People with type 1 diabetes frequently develop a blunted counterregulatory hormone response to hypoglycemia coupled with a decreased hepatic response to glucagon, and consequently, they have an increased risk of severe hypoglycemia. We have evaluated the effect of insulin lispro (Humalog) versus regular human insulin (Humulin R) on the hepatic glucose production (HGP) response to glucagon in type 1 diabetic patients on intensive insulin therapy with continuous subcutaneous insulin infusion (CSII).
Ten subjects on CSII were treated for 3 months with lispro and 3 months with regular insulin in a double-blind randomized crossover study. After 3 months of treatment with each insulin, hepatic sensitivity to glucagon was measured in each subject. The test consisted of a 4-h simultaneous infusion of somatostatin (450 μg/h) to suppress endogenous glucagon, regular insulin (0.15 mU · kg−1 · min−1), glucose at a variable rate to maintain plasma glucose near 5 mmol/l, and D-[6,6−2H2]glucose to measure HGP. During the last 2 h, glucagon was infused at 1.5 ng · kg−1 · min−1. Eight nondiabetic people served as control subjects.

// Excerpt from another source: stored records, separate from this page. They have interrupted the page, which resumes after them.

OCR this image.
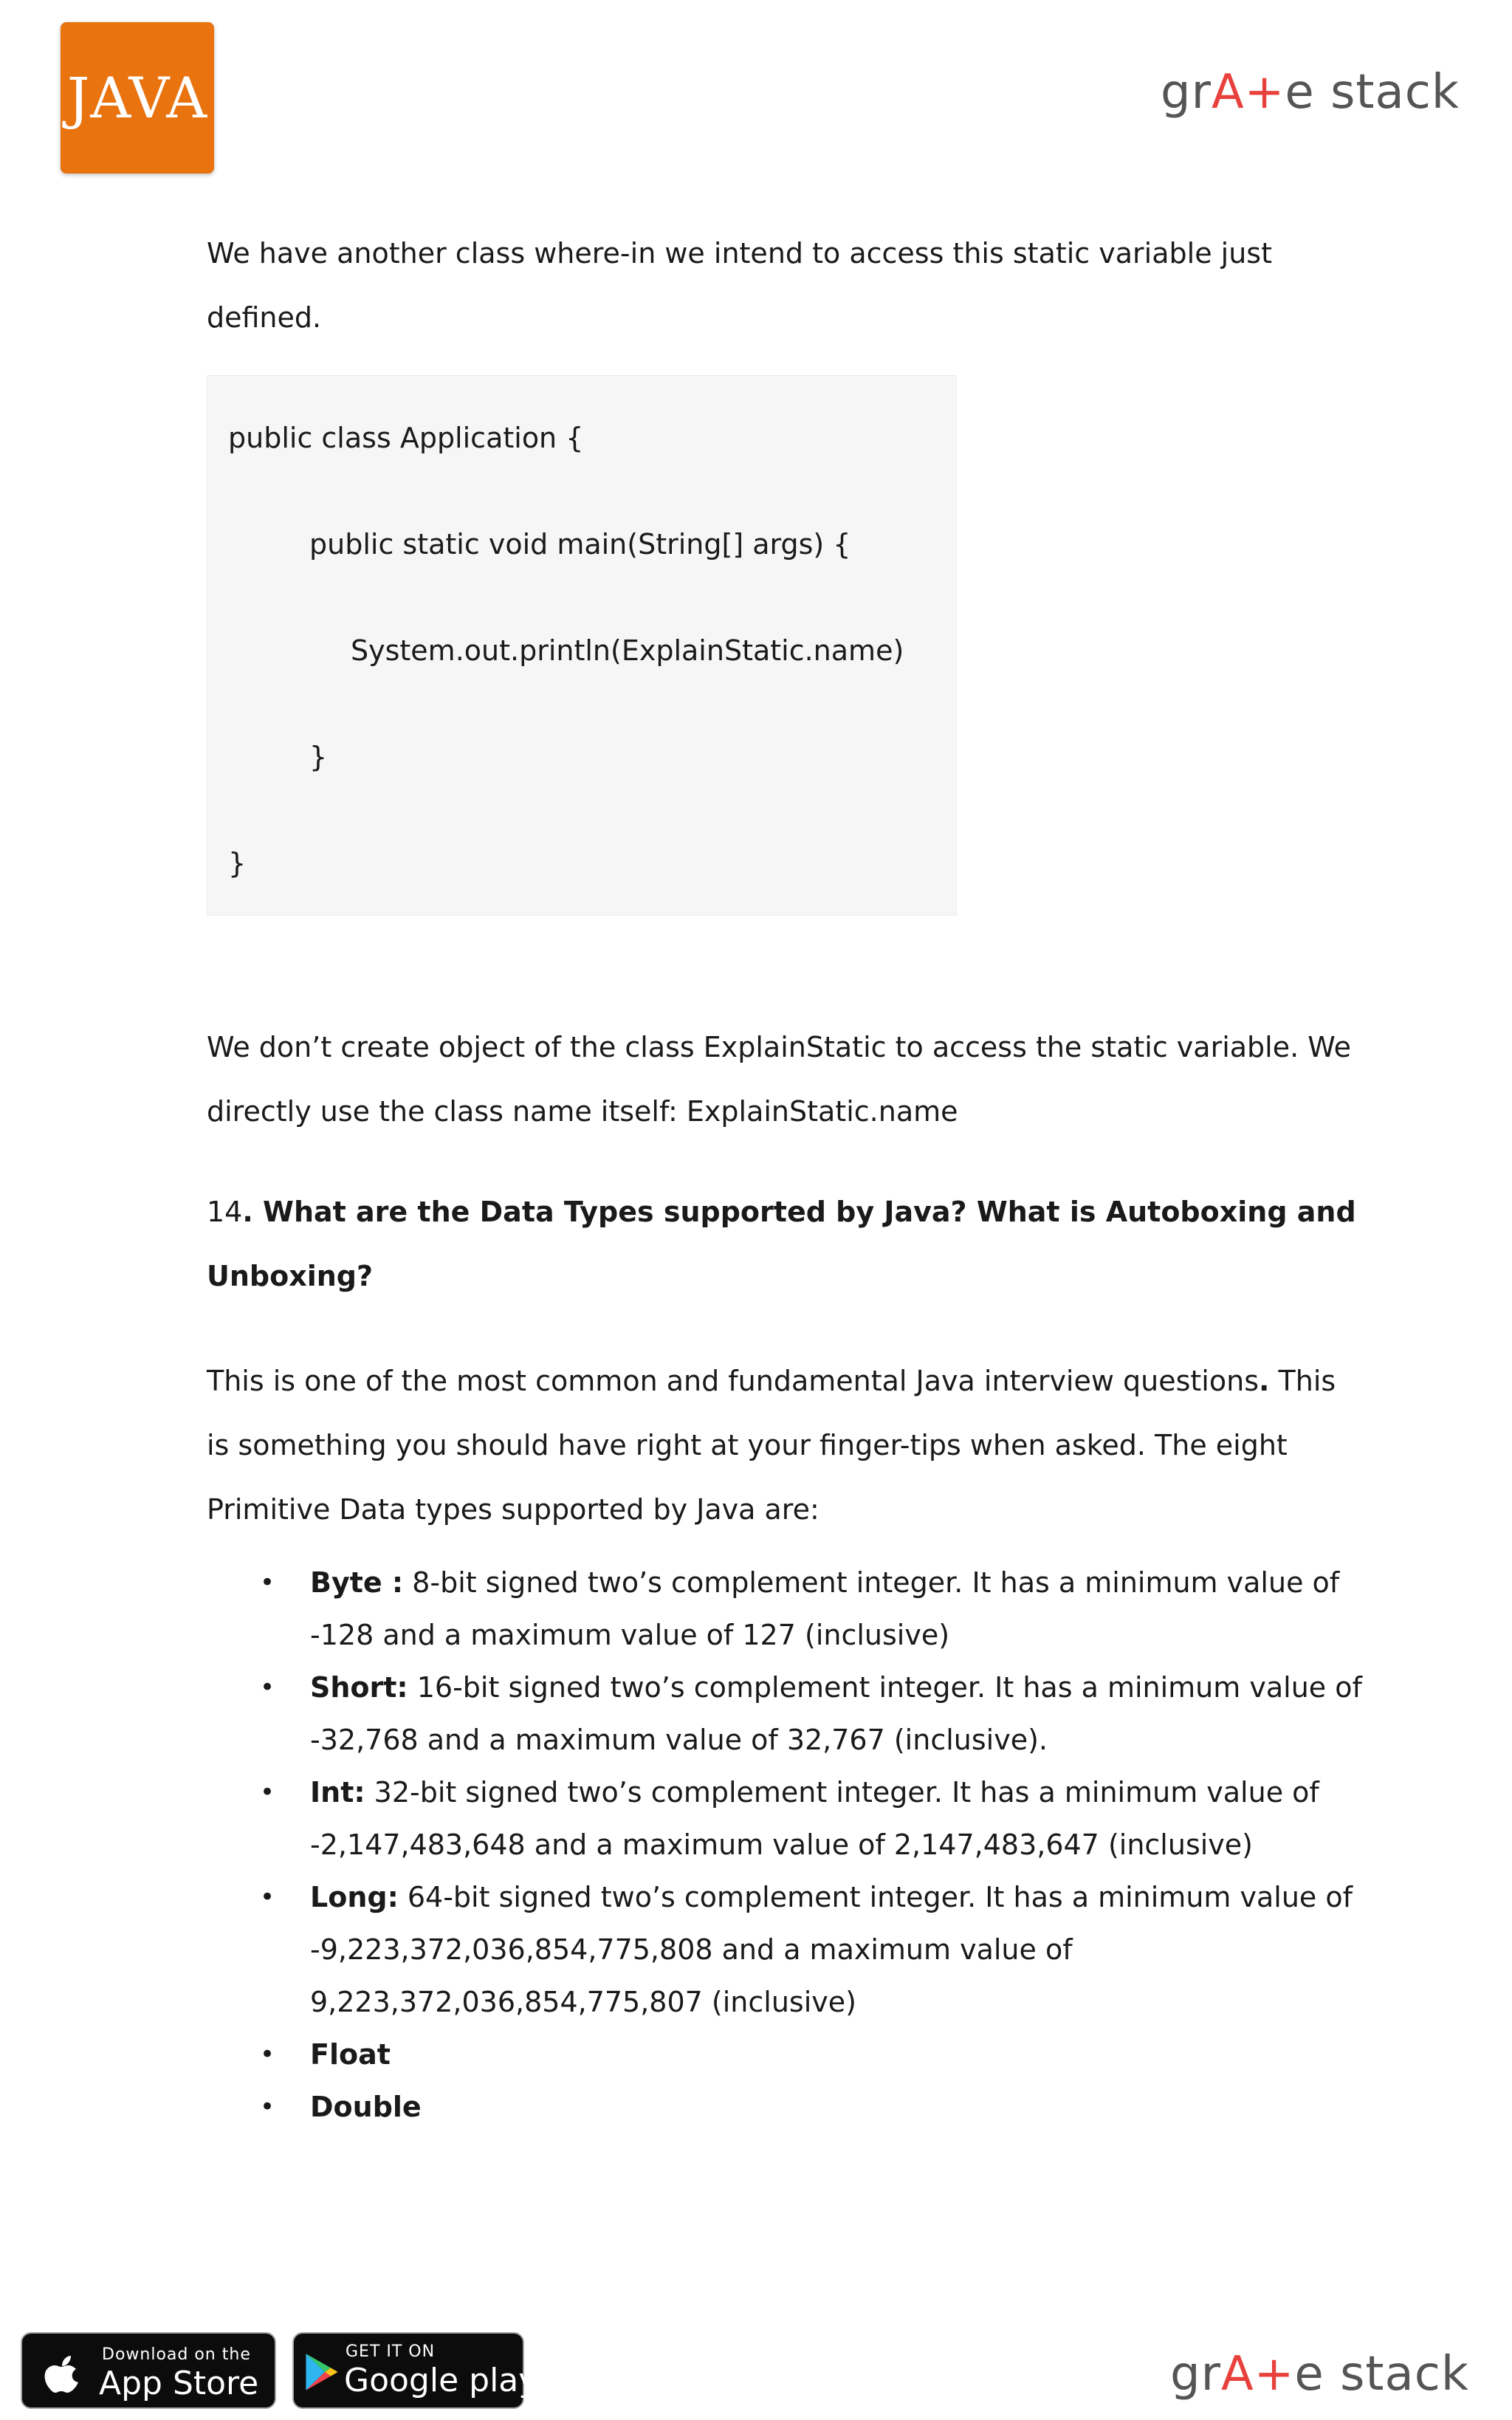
JAVA	grA+e stack

We have another class where-in we intend to access this static variable just defined.

public class Application {
public static void main(String[] args) {
System.out.println(ExplainStatic.name)
}
}

We don’t create object of the class ExplainStatic to access the static variable. We directly use the class name itself: ExplainStatic.name

14. What are the Data Types supported by Java? What is Autoboxing and Unboxing?

This is one of the most common and fundamental Java interview questions. This is something you should have right at your finger-tips when asked. The eight Primitive Data types supported by Java are:

• Byte : 8-bit signed two’s complement integer. It has a minimum value of -128 and a maximum value of 127 (inclusive)
• Short: 16-bit signed two’s complement integer. It has a minimum value of -32,768 and a maximum value of 32,767 (inclusive).
• Int: 32-bit signed two’s complement integer. It has a minimum value of -2,147,483,648 and a maximum value of 2,147,483,647 (inclusive)
• Long: 64-bit signed two’s complement integer. It has a minimum value of -9,223,372,036,854,775,808 and a maximum value of 9,223,372,036,854,775,807 (inclusive)
• Float
• Double
Download on the
App Store
GET IT ON
Google play	grA+e stack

During the glucagon infusion period, free plasma insulin levels in the diabetic subjects were 71.7 ± 1.6 vs. 74.8 ± 0.5 pmol/1 after lispro and regular insulin treatment, with plasma glucagon levels of 88.3 ± 1.8 and 83.7 ± 1.5 ng/1 for insulin:glucagon ratios of 2.8 and 3.0, respectively (NS). However, plasma glucose increased to 9.2 ± 1.1 mmol/l after lispro insulin compared with 7.1 ± 0.9 mmol/l after regular insulin (P < 0.01), and the rise in HGP was 5.7 ± 2.8 μmol · kg−1 · min−1 after lispro insulin versus 3.1 ± 2.9 μmol · kg−1 · min−1 after regular insulin treatment (P = 0.02). In the control subjects, HGP increased by 10.7 ± 4.2 μmol · kg−1 · min−1 under glucagon infusion.
Insulin lispro treatment by CSII was associated with a heightened response in HGP to glucagon compared with regular human insulin. This suggests that insulin lispro increases the sensitivity of the liver to glucagon and could potentially decrease the risk of severe hypoglycemia.